Bonds

Small firms describe frustrations in response to MSRB request

Small muni market firms are being overburdened by an excessive regulatory environment that favors the large Wall Street firms, with small firms feeling overwhelmed by the recent amendments to Municipal Securities Rulemaking Board Rule G-14 on time of trade that reduces the trade reporting window to one minute.

Those complaints are being expressed as part of the MSRB’s request for information on small firms, which encouraged all muni market participants to respond to eleven specific questions, such as what rules have had a disproportionate impact on smaller regulated entities, what makes a regulated entity small, medium or large, and whether there are circumstances in which the application of an MSRB rule has required firms to spend additional resources that have had a negative impact on the firm.

Mark Kim, chief executive officer of the MSRB, in announcing the effort, noted that he believes that “an impactful way to support the efforts of regulated entities to comply with our rules is to assess whether a rule is no longer achieving its intended purpose or if there are disproportionate costs or burdens associated with compliance for certain types of firms,” Kim said.

Mark Kim, chief executive officer of the MSRB, in announcing the effort late last year, noted that he believes that “an impactful way to support the efforts of regulated entities to comply with our rules is to assess whether a rule is no longer achieving its intended purpose or if there are disproportionate costs or burdens associated with compliance for certain types of firms.”

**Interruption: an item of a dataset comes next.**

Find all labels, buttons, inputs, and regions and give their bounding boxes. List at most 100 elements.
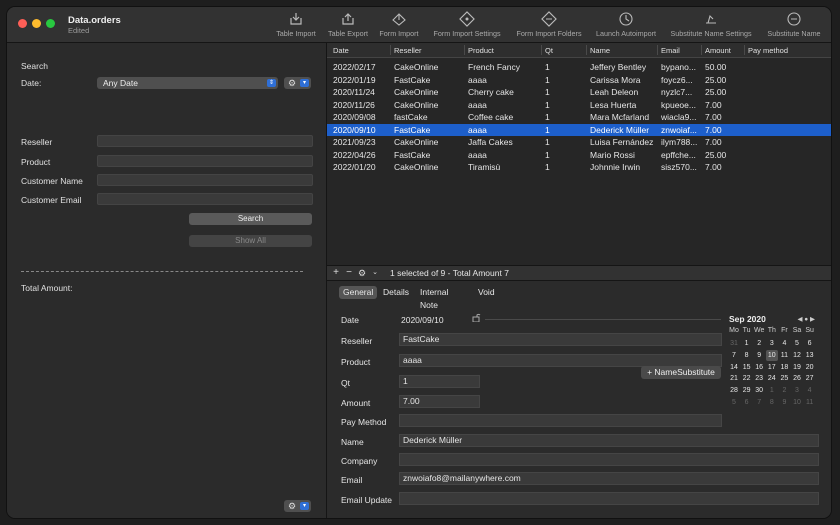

Many of the commenters have noted not only the extremely difficult task of having to comply with the one-minute reporting window, but also the strenuous costs associated with establishing systems to make them comply with it, in addition to the challenges small firms face generally in having to comply with the “pile on” of regulations.

“Although I believe that the MSRB has good intentions, I strongly feel that the current regulatory environment disproportionately penalizes small broker-dealers who most likely don’t have large compliance teams and the seemingly unlimited resources of larger firms,” wrote Mike Petagna, president, Amuni Financial. “Since our small firm lacks a large dedicated compliance department, we spend precious time responding to regulatory inquiries and complying with new regulations; time that could otherwise be spent serving our clients,” he added. “Often, we face unrealistic turnaround times, only to wait months for the next round of questions after our responses.”

Petagna went on to note that the municipal market differs significantly from the taxable and equity markets, and that the one-minute reporting window will likely consolidate the marketplace further. 

Matthew Kamler, president of Sanderline Securities said that the one-minute reporting window requires smaller firms to invest in order entry software, such as Bloomberg’s TOMS system, which carries an annual price tag of $250,000.

But outside of the one-minute reporting requirement coming soon, there are other issues that continue to burden some firms that don’t fit squarely into being characterized as a municipal securities dealer.

“Despite our many years of employment and experience in the industry, MSRB required us to pass two new exams in order to continue to be employed,” wrote Elaine Philbrick, principal at Derivative Advisors, a swap broker. “Both the new exams, Series 50 and 54, covered material unrelated to our firm or work. We estimate only 5% of the questions were related to interest rate derivatives, and the rest pertained to credit analysis and issuance of municipal debt which is unrelated to our firm and has nothing to do with us or our services.”

Uniform fees across all players in the market was also noted as a sore spot.

“Fees for small firms should not be the same as for larger firms, but lower,” wrote Dennis Dix, Jr., principal at Dixworks. “Using the SEC risk-based protocol for examinations, small firms require less monitoring than large firms. Large fees represent a substantial burden for small firms and should be reduced.”

Others took aim at smaller requirements that aren’t questioned as often. Dimitry Semenov, principal at Ridgeline Municipal Strategies, wrote that the requirement to develop written supervisory procedures “can be easily mitigated by provisioning an easy-to-use template with regular updates and notifications that smaller firms could utilize to develop and update their WSPs without having to hire outside consultants,” he said.

The MSRB is continuing to accept comments on this topic.